Parameter Description Default Modifiable
WORD_WIDTH X-HEEP word width 32 bits No
DATA_WIDTH Width of each HSP band 16 bits No
DATA_WIDTH_MUL Width of multiplication result 32 bits Yes
DATA_WIDTH_ACC Width of accumulator 40 bits Yes
HSP_BANDS_WIDTH Bit-width for the number of bands per HSP 7 bits Yes
HSP_LIBRARY_WIDTH Bit-width for the number of reference signatures 6 bits Yes
FIFO_ADDR_WIDTH FIFO address width 2 bits Yes

These parameters are declared in the hsid_pkg SystemVerilog package, ensuring global consistency throughout the project. By convention, general-purpose parameters are prefixed with HSID_.

You can learn more about how to parametrize this accelerator in the hardware configuration section.

Expected Performance

The primary performance bottleneck is expected to be data transfer from memory to the accelerator. Assuming a 32-bit word width and a 100 MHz clock, the theoretical maximum transfer rate is 3.2 Gb/s.

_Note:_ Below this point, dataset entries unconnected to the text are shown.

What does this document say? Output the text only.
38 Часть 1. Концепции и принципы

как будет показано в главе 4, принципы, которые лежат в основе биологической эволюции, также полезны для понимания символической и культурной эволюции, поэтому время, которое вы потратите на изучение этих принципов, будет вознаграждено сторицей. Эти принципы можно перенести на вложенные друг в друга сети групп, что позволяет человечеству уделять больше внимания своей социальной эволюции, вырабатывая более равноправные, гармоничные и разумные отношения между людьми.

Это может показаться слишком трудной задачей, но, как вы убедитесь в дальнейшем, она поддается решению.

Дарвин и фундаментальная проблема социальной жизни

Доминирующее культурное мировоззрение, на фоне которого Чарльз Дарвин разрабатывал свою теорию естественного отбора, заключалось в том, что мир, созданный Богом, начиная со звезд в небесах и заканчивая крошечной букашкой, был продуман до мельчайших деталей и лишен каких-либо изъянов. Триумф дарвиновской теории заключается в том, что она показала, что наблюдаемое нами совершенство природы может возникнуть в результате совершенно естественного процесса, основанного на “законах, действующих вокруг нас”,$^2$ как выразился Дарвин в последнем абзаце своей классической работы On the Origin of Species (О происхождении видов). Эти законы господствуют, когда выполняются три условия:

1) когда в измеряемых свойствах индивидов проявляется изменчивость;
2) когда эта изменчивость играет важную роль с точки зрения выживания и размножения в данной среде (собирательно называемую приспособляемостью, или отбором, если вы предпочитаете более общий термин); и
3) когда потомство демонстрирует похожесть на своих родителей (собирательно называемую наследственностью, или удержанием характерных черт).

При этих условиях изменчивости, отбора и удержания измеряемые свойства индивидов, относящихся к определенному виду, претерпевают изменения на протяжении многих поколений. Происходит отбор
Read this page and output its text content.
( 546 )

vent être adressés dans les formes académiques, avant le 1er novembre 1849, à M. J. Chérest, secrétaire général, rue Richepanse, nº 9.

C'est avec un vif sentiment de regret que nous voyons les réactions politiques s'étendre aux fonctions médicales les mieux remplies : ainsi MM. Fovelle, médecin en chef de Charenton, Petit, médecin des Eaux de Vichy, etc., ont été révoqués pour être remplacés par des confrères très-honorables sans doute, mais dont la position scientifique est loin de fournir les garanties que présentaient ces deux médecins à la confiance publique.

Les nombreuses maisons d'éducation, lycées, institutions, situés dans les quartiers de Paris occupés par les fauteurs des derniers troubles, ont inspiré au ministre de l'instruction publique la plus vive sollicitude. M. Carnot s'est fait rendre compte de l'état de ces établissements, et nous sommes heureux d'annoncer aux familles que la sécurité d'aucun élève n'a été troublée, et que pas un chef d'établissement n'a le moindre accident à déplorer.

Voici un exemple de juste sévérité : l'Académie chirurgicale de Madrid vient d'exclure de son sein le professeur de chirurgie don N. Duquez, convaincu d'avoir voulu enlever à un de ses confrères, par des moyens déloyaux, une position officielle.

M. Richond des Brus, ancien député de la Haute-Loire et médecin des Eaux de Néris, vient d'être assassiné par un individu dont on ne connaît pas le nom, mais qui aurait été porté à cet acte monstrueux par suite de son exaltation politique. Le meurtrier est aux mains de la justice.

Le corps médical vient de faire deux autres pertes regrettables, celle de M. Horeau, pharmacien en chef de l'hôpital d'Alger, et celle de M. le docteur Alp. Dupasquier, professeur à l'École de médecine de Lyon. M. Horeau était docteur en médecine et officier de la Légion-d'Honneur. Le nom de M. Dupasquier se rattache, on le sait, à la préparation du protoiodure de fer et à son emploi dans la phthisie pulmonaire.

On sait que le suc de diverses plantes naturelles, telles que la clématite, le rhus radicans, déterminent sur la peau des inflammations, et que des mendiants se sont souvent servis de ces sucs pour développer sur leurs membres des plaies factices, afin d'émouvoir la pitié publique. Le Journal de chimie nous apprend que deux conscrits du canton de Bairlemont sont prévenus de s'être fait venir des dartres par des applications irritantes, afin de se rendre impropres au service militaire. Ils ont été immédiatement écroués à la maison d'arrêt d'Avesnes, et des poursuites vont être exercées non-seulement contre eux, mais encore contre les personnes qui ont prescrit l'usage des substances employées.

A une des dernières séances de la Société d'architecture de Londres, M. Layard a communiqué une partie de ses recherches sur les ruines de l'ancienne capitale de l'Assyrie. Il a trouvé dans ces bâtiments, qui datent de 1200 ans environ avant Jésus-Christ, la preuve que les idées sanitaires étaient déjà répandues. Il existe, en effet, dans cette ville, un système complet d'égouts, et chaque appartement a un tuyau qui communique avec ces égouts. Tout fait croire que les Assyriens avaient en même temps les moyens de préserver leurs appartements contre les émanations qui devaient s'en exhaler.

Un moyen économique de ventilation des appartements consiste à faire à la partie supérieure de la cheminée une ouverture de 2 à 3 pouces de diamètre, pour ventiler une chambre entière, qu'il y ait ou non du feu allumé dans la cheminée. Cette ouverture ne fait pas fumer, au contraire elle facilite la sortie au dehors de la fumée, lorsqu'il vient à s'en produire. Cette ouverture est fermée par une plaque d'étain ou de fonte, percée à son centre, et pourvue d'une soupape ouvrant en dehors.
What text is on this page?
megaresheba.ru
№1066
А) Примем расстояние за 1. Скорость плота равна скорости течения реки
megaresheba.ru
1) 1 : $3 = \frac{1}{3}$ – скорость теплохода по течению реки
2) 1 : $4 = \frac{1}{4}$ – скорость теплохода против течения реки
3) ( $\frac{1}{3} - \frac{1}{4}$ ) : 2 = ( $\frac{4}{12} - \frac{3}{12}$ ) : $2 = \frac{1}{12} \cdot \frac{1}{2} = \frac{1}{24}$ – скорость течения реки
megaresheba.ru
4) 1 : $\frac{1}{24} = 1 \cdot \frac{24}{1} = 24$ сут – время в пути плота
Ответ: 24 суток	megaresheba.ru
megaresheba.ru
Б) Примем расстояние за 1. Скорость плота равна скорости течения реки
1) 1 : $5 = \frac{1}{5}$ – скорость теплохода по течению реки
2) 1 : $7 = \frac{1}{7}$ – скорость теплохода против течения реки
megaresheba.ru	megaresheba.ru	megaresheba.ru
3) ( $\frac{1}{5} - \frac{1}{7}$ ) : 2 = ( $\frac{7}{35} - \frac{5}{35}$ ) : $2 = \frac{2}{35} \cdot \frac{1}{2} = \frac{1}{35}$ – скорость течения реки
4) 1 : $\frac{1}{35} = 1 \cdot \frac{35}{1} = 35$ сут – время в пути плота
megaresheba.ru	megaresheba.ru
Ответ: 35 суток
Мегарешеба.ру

If each HSP has n bands and the spectral library contains m reference signatures, the estimated processing time per HSP is:

\[ t_{proc} = \left(\frac{n}{2} + \frac{mn}{2} + c\right) \text{ cycles} \]

Here, each cycle transfers two bands from memory. The constant c depends on pipeline latency and accelerator initialization overhead.

You can learn more about the final performance of this accelerator.

Module Reusability

Although designed for integration with X-HEEP, the accelerator must also be reusable in other ad hoc environments—either as a standalone IP core or through adapters to other bus protocols such as AMBA (AXI, AHB, APB) or open-source buses like Wishbone.

To distinguish the core logic from the X-HEEP integration logic, a consistent naming convention is used: Modules implementing the core accelerator functionality use the prefix hsid_, while modules for X-HEEP integration use the prefix hsid_x_.